Automatic Clustering in Hyrise

翻译：Hirise 自动集束

Alexander Löser

Physical data layout is an important performance factor for modern databases. Clustering, i.e., storing similar values in proximity, can lead to performance gains in several ways. We present an automated model to determine beneficial clustering columns and a clustering algorithm for the column-oriented, memory-resident database Hyrise. To automatically select clustering columns, the model analyzes the database's workload and provides estimates by how much certain clustering columns would impact the workload's latency.
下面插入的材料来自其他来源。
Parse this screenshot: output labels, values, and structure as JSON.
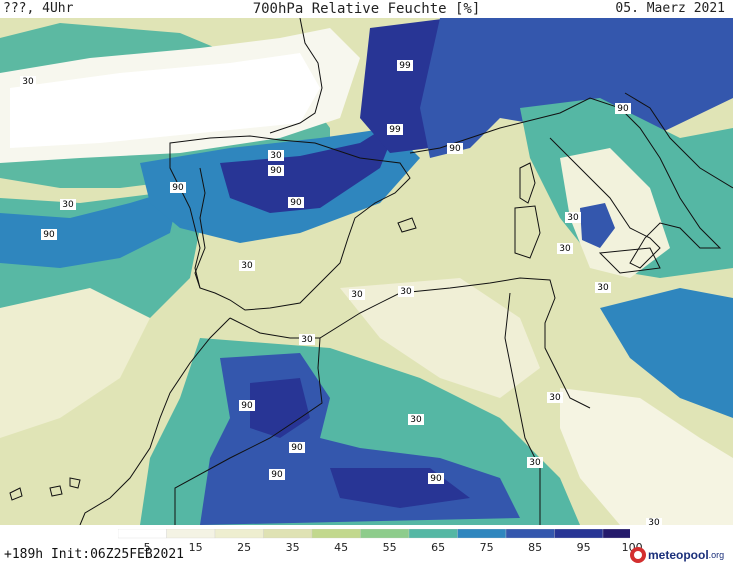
{
  "header": {
    "left": "???, 4Uhr",
    "title": "700hPa Relative Feuchte [%]",
    "date": "05. Maerz 2021"
  },
  "footer": {
    "run": "+189h Init:06Z25FEB2021",
    "brand": "meteopool",
    "brand_suffix": ".org"
  },
  "colorbar": {
    "ticks": [
      "5",
      "15",
      "25",
      "35",
      "45",
      "55",
      "65",
      "75",
      "85",
      "95",
      "100"
    ],
    "colors": [
      "#ffffff",
      "#f4f3e4",
      "#eeeed0",
      "#dfe2b4",
      "#c2d88e",
      "#8ecc8c",
      "#55b7a4",
      "#2f86be",
      "#3457ad",
      "#283595",
      "#241a6b"
    ]
  },
  "map_labels": [
    {
      "value": "30"
    },
    {
      "value": "99"
    },
    {
      "value": "99"
    },
    {
      "value": "90"
    },
    {
      "value": "30"
    },
    {
      "value": "90"
    },
    {
      "value": "90"
    },
    {
      "value": "90"
    },
    {
      "value": "90"
    },
    {
      "value": "30"
    },
    {
      "value": "90"
    },
    {
      "value": "30"
    },
    {
      "value": "30"
    },
    {
      "value": "30"
    },
    {
      "value": "30"
    },
    {
      "value": "30"
    },
    {
      "value": "30"
    },
    {
      "value": "30"
    },
    {
      "value": "90"
    },
    {
      "value": "90"
    },
    {
      "value": "30"
    },
    {
      "value": "90"
    },
    {
      "value": "90"
    },
    {
      "value": "30"
    },
    {
      "value": "30"
    },
    {
      "value": "30"
    }
  ]
}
We evaluate the precision of the model's estimates, as well as the overall quality of its clustering suggestions. To apply a determined clustering configuration, we developed an online clustering algorithm. The clustering algorithm supports an arbitrary number of clustering dimensions. We show that the algorithm is robust against concurrently running data modifying queries. We obtain a 5% latency reduction for the TPC-H benchmark when clustering the lineitem table and a 4% latency reduction for the TPC-DS benchmark when clustering the store_sales table.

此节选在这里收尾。